M Ravi began his legal career in civil and criminal litigation and has had the opportunity to work in a wide range of legal areas including family law, commercial law, intellectual property law, criminal law and constitutional law. He has taken a courageous stand against the mandatory death penalty, argued for the right of assembly, freedom of expression, the right to elections and equality for the LGBT community. Because of his advocacy for these issues, he has come to be seen as Singapore's leading human rights lawyer, one of the few willing to battle away on these matters of import.
Taking up the cudgel of human rights in the Lion City is often perceived by the authorities as an act of disloyalty, and those labelled as disloyal can see their own rights and liberties trampled upon. However, Ravi's immense spirituality imbues him with the commitment and moral strength to continue on this sometimes perilous path.
Ravi has been involved in some of the most high-profile and politically sensitive constitutional cases in Singapore since the early 2000s. He has represented opposition political figures and human rights defenders in a range of cases.
Ravi is actively leading the anti-death penalty campaign to abolish the death penalty in Singapore. He frequently represents those accused of capital offences. He addressed the European Parliament’s sub-committee on Human Rights in 2007. He is also involved in clinical legal education across Southeast Asia and participates actively in civil society initiatives on the ASEAN Human Rights mechanism. He has been invited as a speaker at various regional and international human rights conferences and forums around the world.
Ravi's first foray into the political arena was seen in the 2015 general elections where he stood as a candidate for the Reform Party, concomitantly laying a milestone as Singapore's first openly pansexual politician.
- 1 Educational background
- 2 Landmark human rights causes
- 2.1 Abolition of capital punishment
- 2.2 Political defamation suits
- 2.3 LGBT equality
- 2.4 Article 12 Constitutional challenge for LGBT workplace equality
- 2.5 Constitutional guarantee of right to parliamentary representation in by-elections
- 2.6 Freedom of religion
- 2.7 Freedom of speech and assembly
- 3 Awards
- 4 Talks & speeches
- 5 See also
- 6 References
- 7 Acknowledgements
Ravi graduated in 1993 from the National University of Singapore (NUS) with a degree in political science and sociology. He furthered his studies at the University of Cardiff in the UK, graduating as an advocate and solicitor and was admitted to the Singapore Bar in 1997.
Landmark human rights causes
Abolition of capital punishment
M Ravi’s work in human rights began in 2003 with the defence of Vicknes Moorthi who was facing capital punishment. Since that time, Ravi has continued to represent clients on Singapore’s death row and to advocate for the abolition of the death penalty worldwide.

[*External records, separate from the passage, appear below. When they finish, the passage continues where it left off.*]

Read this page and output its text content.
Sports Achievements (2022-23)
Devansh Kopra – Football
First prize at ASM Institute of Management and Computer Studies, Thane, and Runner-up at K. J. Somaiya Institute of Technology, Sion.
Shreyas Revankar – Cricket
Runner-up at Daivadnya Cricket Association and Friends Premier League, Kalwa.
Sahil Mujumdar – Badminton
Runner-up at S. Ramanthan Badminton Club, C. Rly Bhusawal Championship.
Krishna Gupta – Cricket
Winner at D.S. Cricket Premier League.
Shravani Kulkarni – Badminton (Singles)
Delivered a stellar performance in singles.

Appeal for life of Yong Vui Kong
Yong Vui Kong (born 23 January 1988) is a Malaysian citizen of Hakka Chinese descent who was sentenced to death in Singapore for trafficking more than 15 grams of heroin in 2007. In May 2012, two days before Yong's scheduled execution, Ravi made an application for a stay of execution pending a High Court hearing of an appeal. The Court of Appeal had previously not heard Yong's case as his defence lawyer had withdrawn it. The judge decided that he was not in the position to make the decision for the Court of Appeal and granted the stay of execution. Largely owing to Ravi's efforts, Yong's sentence was reduced to life imprisonment and caning as a result of Singapore's amendments to the Misuse of Drugs Act.
Defending Cheong Chun Yin
In October 2010, Ravi took up the appeal for Cheong Chun Yin, who was arrested in Singapore three years before and charged with trafficking in 2.7kg of heroin. To this day, Cheong maintains that he had believed himself to be carrying gold bars concealed for the purposes of tax evasion. He had assumed that gold bars had been hidden in the lining of a bag handed to him in Myanmar, and nothing had happened during the journey to suggest otherwise.

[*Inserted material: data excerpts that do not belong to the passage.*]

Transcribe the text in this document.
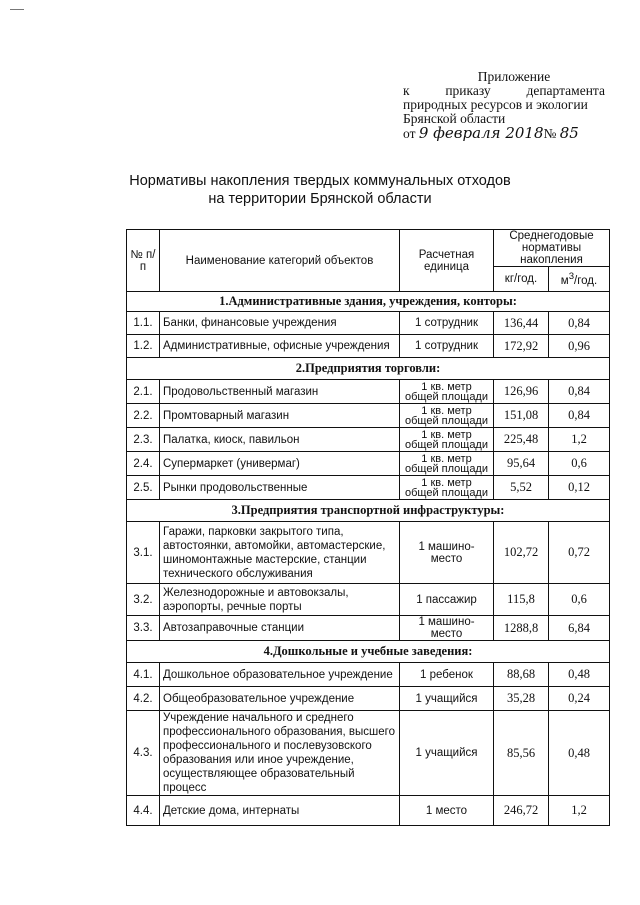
Приложение
к	приказу	департамента
природных ресурсов и экологии
Брянской области
от 9 февраля 2018№ 85
Нормативы накопления твердых коммунальных отходов
на территории Брянской области
№ п/п	Наименование категорий объектов	Расчетная единица	Среднегодовые нормативы накопления	
			кг/год.	$м^3$/год.
1.Административные здания, учреждения, конторы:				
1.1.	Банки, финансовые учреждения	1 сотрудник	136,44	0,84
1.2.	Административные, офисные учреждения	1 сотрудник	172,92	0,96
2.Предприятия торговли:				
2.1.	Продовольственный магазин	1 кв. метр общей площади	126,96	0,84
2.2.	Промтоварный магазин	1 кв. метр общей площади	151,08	0,84
2.3.	Палатка, киоск, павильон	1 кв. метр общей площади	225,48	1,2
2.4.	Супермаркет (универмаг)	1 кв. метр общей площади	95,64	0,6
2.5.	Рынки продовольственные	1 кв. метр общей площади	5,52	0,12
3.Предприятия транспортной инфраструктуры:				
3.1.	Гаражи, парковки закрытого типа, автостоянки, автомойки, автомастерские, шиномонтажные мастерские, станции технического обслуживания	1 машино-место	102,72	0,72
3.2.	Железнодорожные и автовокзалы, аэропорты, речные порты	1 пассажир	115,8	0,6
3.3.	Автозаправочные станции	1 машино-место	1288,8	6,84
4.Дошкольные и учебные заведения:				
4.1.	Дошкольное образовательное учреждение	1 ребенок	88,68	0,48
4.2.	Общеобразовательное учреждение	1 учащийся	35,28	0,24
4.3.	Учреждение начального и среднего профессионального образования, высшего профессионального и послевузовского образования или иное учреждение, осуществляющее образовательный процесс	1 учащийся	85,56	0,48
4.4.	Детские дома, интернаты	1 место	246,72	1,2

Ramalingam Ravinthran v. Attorney-General
In a Constitutional challenge on the ambit of prosecutorial discretion, Ravi argued that the prosecution leading to his client’s conviction of two capital charges of drug trafficking was unconstitutional. The specific ground relied on was an alleged violation of the right to equality before the law under Article 12(1) of the Constitution of the Republic of Singapore which occurred when the Attorney-General decided to charge the Applicant with capital offences while charging, a person complicit in the same criminal enterprise, with non-capital offences.
In July 2006, Ravi embarked on a speaking tour in Europe to promote awareness about human rights violations in Singapore and to campaign against the imminent execution of two Africans, 21 year-old Nigerian footballer Iwuchuku Amara Tochi and South African Okele Nelson Malachy.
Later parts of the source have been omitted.